In Example 1, (E)-(7-oxo-2,3-dihydrothieno [3,4-b] [1,4 instead of (E)-(5-oxothiophen-2 (5H) -ylidene) methylboronic acid Except for using] dioxin-5 (7H) -ylidene) methylboronic acid, the same method as in Example 1 was carried out sequentially to obtain the following compound 3. Performing a field desorption mass spectrum (FD-MS) for the compound confirmed that m / z (measured value) = 775 for C ₃₉ H ₂₅ N ₃ O ₉ S ₃ = 776.

[Compound 3]

Fabrication of Dye-Sensitized Solar Cell

In order to evaluate the current-voltage characteristics of the dye according to the present invention, a dye-sensitized solar cell was prepared using a 13 + 10 μm TiO ₂ transparent layer.

Specifically, the washed FTO (Pilkington, 8 μsq-1) glass substrate was impregnated in an aqueous 40 mM TiCl ₄ solution. TiO ₂ paste (Solaronix, 13 nm anatase) was screen printed to produce a 13 μm thick first TiO ₂ layer, and another 10 μm thick TiO ₂ scattering layer with another paste (CCIC, HWP-400) for light scattering Was prepared. The prepared TiO ₂ electrode was dissolved in 0.3 mM of the compound 1-3 prepared in Example 1-3 above in a solution of dye according to the present invention (10 mM 3a, 7a-dihydroxy-5b-cholic acid containing ethanol). ), And left at room temperature for 18 hours. The counter electrode was prepared by coating a solution of H ₂ PtCl ₆ (containing 2 mg of Pt in 1 mL of ethanol) on an FTO substrate. Then, an electrolyte in which 0.6 M 3-hexyl-1,2-dimethylimidazolium iodine, 0.04 MI ₂ , 0.025 M LiI, 0.05 M guanidium thiocyanate and 0.28 M tert -butylpyridine was dissolved in acetonitrile was obtained. Was injected into a dye-sensitized solar cell. The photovoltaic performance of the dye-sensitized solar cell was measured using a 1000W xenon light source, and the results are shown in Table 1 below.

division Efficiency (η) (%) Compound 1 4.8 Compound 2 5.2 Compound 3 4.9

As shown in Table 1, the novel dye of the present invention showed excellent photoelectric conversion efficiency. Therefore, the novel dye compound of the present invention can greatly improve the efficiency of the solar cell, and can be purified without using expensive columns, thereby significantly lowering the cost of dye synthesis.

Claims (5)

An organic dye represented by one of the following Chemical Formulas 1 to 4:
[Formula 1]

(2)

(3)

[Chemical Formula 4]

Where
Ar ₁ is substituted or unsubstituted C _6-12 aryl;
X is S or O;
A is

Or a combination thereof;
B is

Or a combination thereof;
C is

ego;
R ₁ to R ₄ are each independently hydrogen, C _1-12 alkyl or substituted or unsubstituted C _6-12 aryl;
n is an integer of 1-5. The method of claim 1,
Organic dyes, wherein the dye is any one of the following structural formulas:
[Formula 1-1]

[Formula 1-2]

[Formula 1-3]

[Formula 1-4]

[Formula 1-5]

[Formula 1-6]

[Formula 1-7]

[Formula 1-8]

[Formula 1-9]

[Formula 1-10]

[Formula 1-11]

[Formula 1-12]

[Formula 11-1]

[Formula 2-1]

[Formula 2-2]

[Formula 2-3]

[Formula 2-4]

[Formula 2-5]

[Formula 2-6]

[Formula 2-7]

[Formula 3-1]

[Formula 3-2]

[Formula 3-3]

[Formula 3-4]

[Formula 3-5]

[Formula 4-1]

[Formula 4-2]

[Formula 4-3]

[Formula 4-4]

[Formula 4-5]

Wherein each R is independently hydrogen, C _1-12 alkyl or substituted or unsubstituted C _6-12 aryl.
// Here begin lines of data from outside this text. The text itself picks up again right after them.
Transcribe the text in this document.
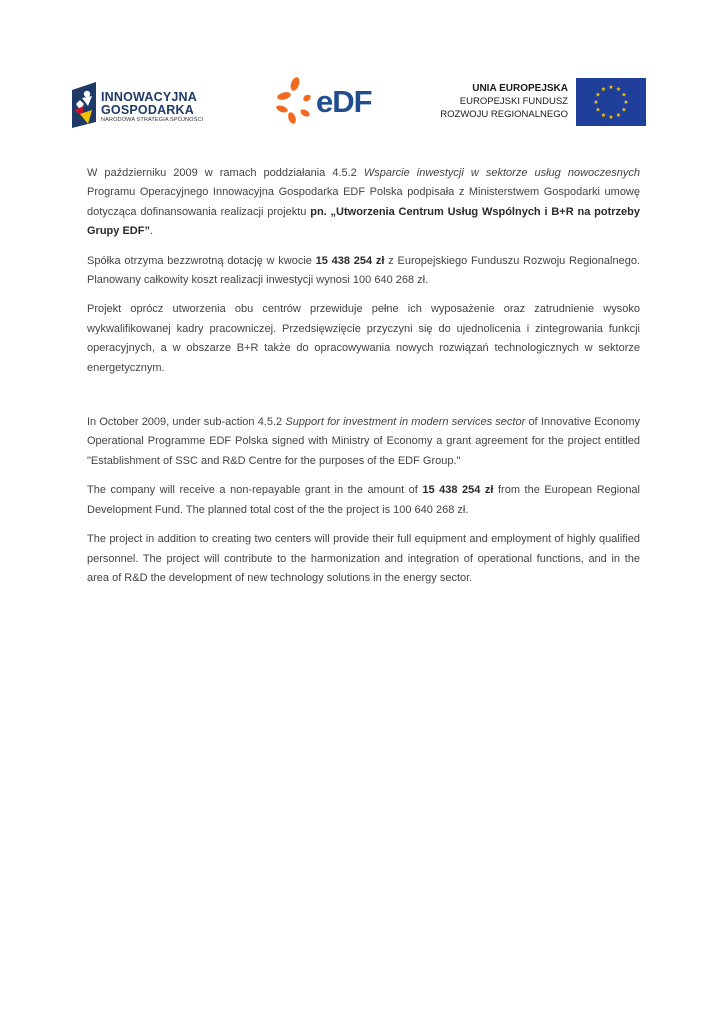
INNOWACYJNA
GOSPODARKA
NARODOWA STRATEGIA SPÓJNOŚCI
eDF	UNIA EUROPEJSKA
EUROPEJSKI FUNDUSZ
ROZWOJU REGIONALNEGO
★ ★
★
★
★
★
★
★
★
★
★
★

W październiku 2009 w ramach poddziałania 4.5.2 Wsparcie inwestycji w sektorze usług nowoczesnych Programu Operacyjnego Innowacyjna Gospodarka EDF Polska podpisała z Ministerstwem Gospodarki umowę dotycząca dofinansowania realizacji projektu pn. „Utworzenia Centrum Usług Wspólnych i B+R na potrzeby Grupy EDF”.

Spółka otrzyma bezzwrotną dotację w kwocie 15 438 254 zł z Europejskiego Funduszu Rozwoju Regionalnego. Planowany całkowity koszt realizacji inwestycji wynosi 100 640 268 zł.

Projekt oprócz utworzenia obu centrów przewiduje pełne ich wyposażenie oraz zatrudnienie wysoko wykwalifikowanej kadry pracowniczej. Przedsięwzięcie przyczyni się do ujednolicenia i zintegrowania funkcji operacyjnych, a w obszarze B+R także do opracowywania nowych rozwiązań technologicznych w sektorze energetycznym.

In October 2009, under sub-action 4.5.2 Support for investment in modern services sector of Innovative Economy Operational Programme EDF Polska signed with Ministry of Economy a grant agreement for the project entitled "Establishment of SSC and R&D Centre for the purposes of the EDF Group."

The company will receive a non-repayable grant in the amount of 15 438 254 zł from the European Regional Development Fund. The planned total cost of the the project is 100 640 268 zł.

The project in addition to creating two centers will provide their full equipment and employment of highly qualified personnel. The project will contribute to the harmonization and integration of operational functions, and in the area of R&D the development of new technology solutions in the energy sector.
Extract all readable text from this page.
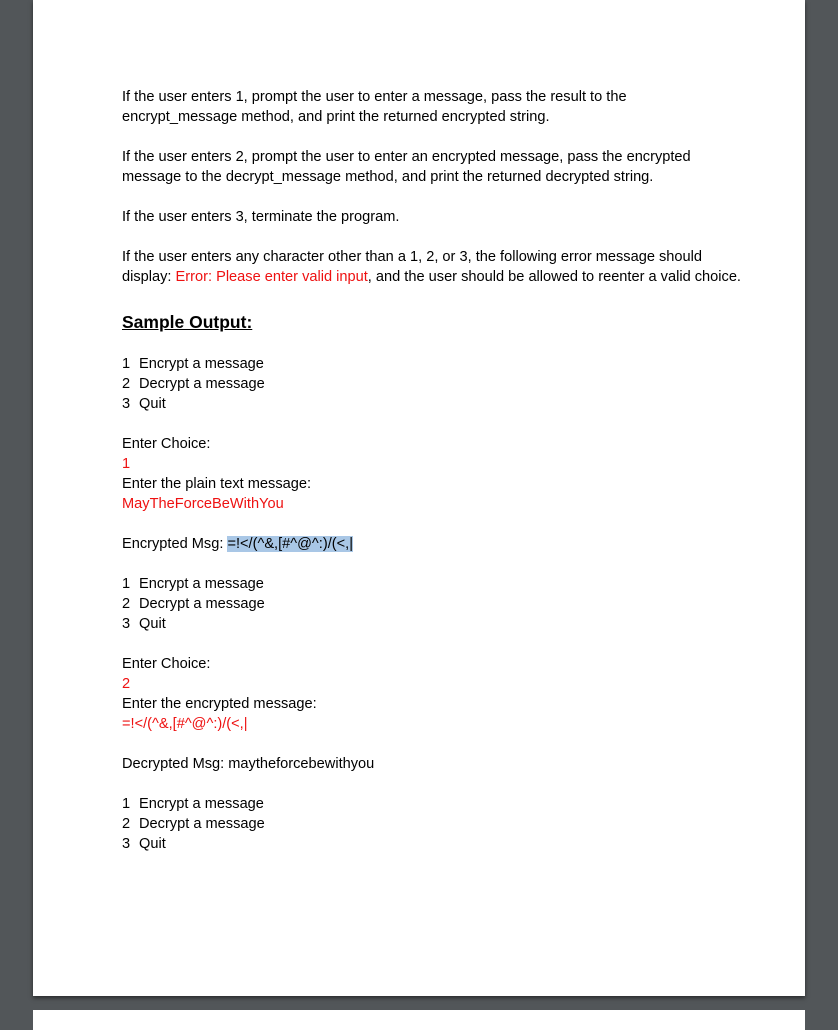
If the user enters 1, prompt the user to enter a message, pass the result to the encrypt_message method, and print the returned encrypted string.

If the user enters 2, prompt the user to enter an encrypted message, pass the encrypted message to the decrypt_message method, and print the returned decrypted string.

If the user enters 3, terminate the program.

If the user enters any character other than a 1, 2, or 3, the following error message should display: Error: Please enter valid input, and the user should be allowed to reenter a valid choice.

Sample Output:
1 Encrypt a message
2 Decrypt a message
3 Quit
Enter Choice:
1
Enter the plain text message:
MayTheForceBeWithYou
Encrypted Msg: =!</(^&,[#^@^:)/(<,|
1 Encrypt a message
2 Decrypt a message
3 Quit
Enter Choice:
2
Enter the encrypted message:
=!</(^&,[#^@^:)/(<,|
Decrypted Msg: maytheforcebewithyou
1 Encrypt a message
2 Decrypt a message
3 Quit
In the formulas 1 to 4 prepared by binding C to the terminal of the compound obtained after sequentially reacting the compound represented by the formula (5) or (15) and the precursor compound of A, B, A and B, or B and A as defined in claim 1 Preparation method of the dye represented by either:
[Chemical Formula 5]

[Formula 15]

Wherein Ar ₁ and X are as defined in claim 1. A dye-sensitized photoelectric conversion element comprising oxide semiconductor fine particles carrying the organic dye of claim 1. A dye-sensitized solar cell comprising the dye-sensitized photoelectric conversion device of claim 4.